Şaraplarımızın kusurları var mı? Var tabii… Ama bunlar Milor’un sıraladıkları değil. En büyük sorun, şarap fiyatlarının Türk alım gücüne göre pahalı olması. Zira üreticiler batıdaki gibi kav kooperatifleri ve sözleşmeli bağcı köylü ile çalışamadıklarından, arazi satın alıp büyük hacimli bağlar dikiyorlar. Ekipmanlar alınıyor, modern şaraphaneler inşa ediliyor. Ve henüz bunların bedelleri amorti edilmediğinden, yatırım maliyeti şarap fiyatına yansıyor. Yüksek vergiler ve rekabetin keskinliği yüzünden otel ve lokantalara yapılan yüksek “sponsorluk ödemeleri”, tekelleşen marketlere verilen “raf bedelleri” de maliyetleri yükseltiyor. Makine, fidan, maya, fıçı, şişe, mantar gibi birçok kalem büyük ölçüde ithal ediliyor, döviz artınca onların da fiyatları yükseliyor. Üstüne üstlük büyük hacimli kitlesel üretimle ölçek ekonomisi sağlanamadığı için, Fransa’da 5 avroya satılan bir şarabın bizdeki benzeri 70 liraya çıkabiliyor. En iyi kalitedeki şaraplarımız ise batılı benzerlerinden ucuz ama onların da sayıları üçer-beşer bin şişe, kapanın elinde kalıyor.

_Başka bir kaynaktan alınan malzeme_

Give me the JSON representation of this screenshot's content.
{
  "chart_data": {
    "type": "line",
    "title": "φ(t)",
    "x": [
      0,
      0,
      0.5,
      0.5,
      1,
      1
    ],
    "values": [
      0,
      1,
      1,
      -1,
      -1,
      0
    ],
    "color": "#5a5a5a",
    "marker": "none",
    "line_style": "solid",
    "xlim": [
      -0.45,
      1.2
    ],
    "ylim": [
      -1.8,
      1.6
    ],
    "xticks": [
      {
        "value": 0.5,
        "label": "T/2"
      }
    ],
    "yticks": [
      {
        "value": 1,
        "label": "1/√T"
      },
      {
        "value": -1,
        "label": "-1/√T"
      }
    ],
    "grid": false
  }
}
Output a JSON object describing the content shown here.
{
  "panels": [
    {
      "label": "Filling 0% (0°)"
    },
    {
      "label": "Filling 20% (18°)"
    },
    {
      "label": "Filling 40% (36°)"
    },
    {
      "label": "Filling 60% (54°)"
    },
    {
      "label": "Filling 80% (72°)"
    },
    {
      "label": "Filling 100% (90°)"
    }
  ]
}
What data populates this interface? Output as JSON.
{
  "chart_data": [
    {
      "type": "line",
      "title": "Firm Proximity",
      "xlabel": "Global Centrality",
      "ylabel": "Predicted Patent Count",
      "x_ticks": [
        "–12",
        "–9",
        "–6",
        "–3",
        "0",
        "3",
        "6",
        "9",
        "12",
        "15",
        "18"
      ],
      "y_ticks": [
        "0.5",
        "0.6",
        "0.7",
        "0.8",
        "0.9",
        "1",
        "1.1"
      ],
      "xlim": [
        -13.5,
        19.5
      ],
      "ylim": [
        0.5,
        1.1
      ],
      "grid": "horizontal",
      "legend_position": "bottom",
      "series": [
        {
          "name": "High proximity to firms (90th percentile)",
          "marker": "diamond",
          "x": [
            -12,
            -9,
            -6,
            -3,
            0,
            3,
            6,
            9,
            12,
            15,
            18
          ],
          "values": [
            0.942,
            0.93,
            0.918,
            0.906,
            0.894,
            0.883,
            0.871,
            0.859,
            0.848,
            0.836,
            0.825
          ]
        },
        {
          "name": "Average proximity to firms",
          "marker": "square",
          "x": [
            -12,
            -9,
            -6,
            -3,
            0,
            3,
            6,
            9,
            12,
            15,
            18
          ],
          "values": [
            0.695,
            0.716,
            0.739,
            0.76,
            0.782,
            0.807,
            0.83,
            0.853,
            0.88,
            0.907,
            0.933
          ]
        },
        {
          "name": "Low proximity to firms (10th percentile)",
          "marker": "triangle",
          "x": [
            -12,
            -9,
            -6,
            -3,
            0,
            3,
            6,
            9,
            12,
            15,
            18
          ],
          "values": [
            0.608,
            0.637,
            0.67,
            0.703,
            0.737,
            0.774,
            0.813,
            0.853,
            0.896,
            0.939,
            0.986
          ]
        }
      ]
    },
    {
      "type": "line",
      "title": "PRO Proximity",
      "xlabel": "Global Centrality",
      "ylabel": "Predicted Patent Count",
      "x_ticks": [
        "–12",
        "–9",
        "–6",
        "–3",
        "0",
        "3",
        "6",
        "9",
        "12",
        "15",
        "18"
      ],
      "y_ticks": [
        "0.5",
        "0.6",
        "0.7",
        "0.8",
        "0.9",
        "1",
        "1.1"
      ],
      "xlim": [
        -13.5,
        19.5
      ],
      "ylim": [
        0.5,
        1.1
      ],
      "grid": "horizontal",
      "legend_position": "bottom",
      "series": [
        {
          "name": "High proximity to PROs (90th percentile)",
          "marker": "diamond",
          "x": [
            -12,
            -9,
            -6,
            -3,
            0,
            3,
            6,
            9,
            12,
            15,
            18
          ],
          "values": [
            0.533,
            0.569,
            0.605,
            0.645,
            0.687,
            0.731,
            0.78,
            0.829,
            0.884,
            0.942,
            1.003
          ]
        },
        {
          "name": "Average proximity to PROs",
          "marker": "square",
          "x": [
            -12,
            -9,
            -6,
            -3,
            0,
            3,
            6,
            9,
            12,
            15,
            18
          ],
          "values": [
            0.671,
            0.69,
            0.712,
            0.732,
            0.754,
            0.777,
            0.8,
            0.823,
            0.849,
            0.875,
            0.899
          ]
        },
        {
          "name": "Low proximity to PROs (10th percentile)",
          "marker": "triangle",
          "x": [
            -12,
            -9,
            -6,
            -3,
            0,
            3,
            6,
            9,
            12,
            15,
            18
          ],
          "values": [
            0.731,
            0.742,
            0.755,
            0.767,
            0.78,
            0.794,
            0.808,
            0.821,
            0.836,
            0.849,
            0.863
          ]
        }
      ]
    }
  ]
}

Şarapçılığımız, üreticilerin motivasyonunu kıran baskılara, Anadolu’daki bin çeşit engellemeye, kitlelerle buluşmasına baraj koyan tanıtım sınırlamalarına ve yüksek vergiler ile cezalara rağmen -belki de biraz onlara inat- iyi gidiyor, batının asırlara yaydığı büyük reformları 30 yıla sığdırıyor. Eminim daha da iyiye gidecek, şaraplar ucuzlayıp iyilerin miktarları arttıkça ihracatın da önü açılacak.

Yeter ki gölge etmeyelim, suni gündemlerle, haksız ve zorlama eleştirilerle şarapçılara bir darbe de bizler vurmayalım… Böyle durumlarda eskilerin “bir bardak suda fırtına koparmayın” demesi gibi, bir kadeh şarapta fırtına koparmayalım…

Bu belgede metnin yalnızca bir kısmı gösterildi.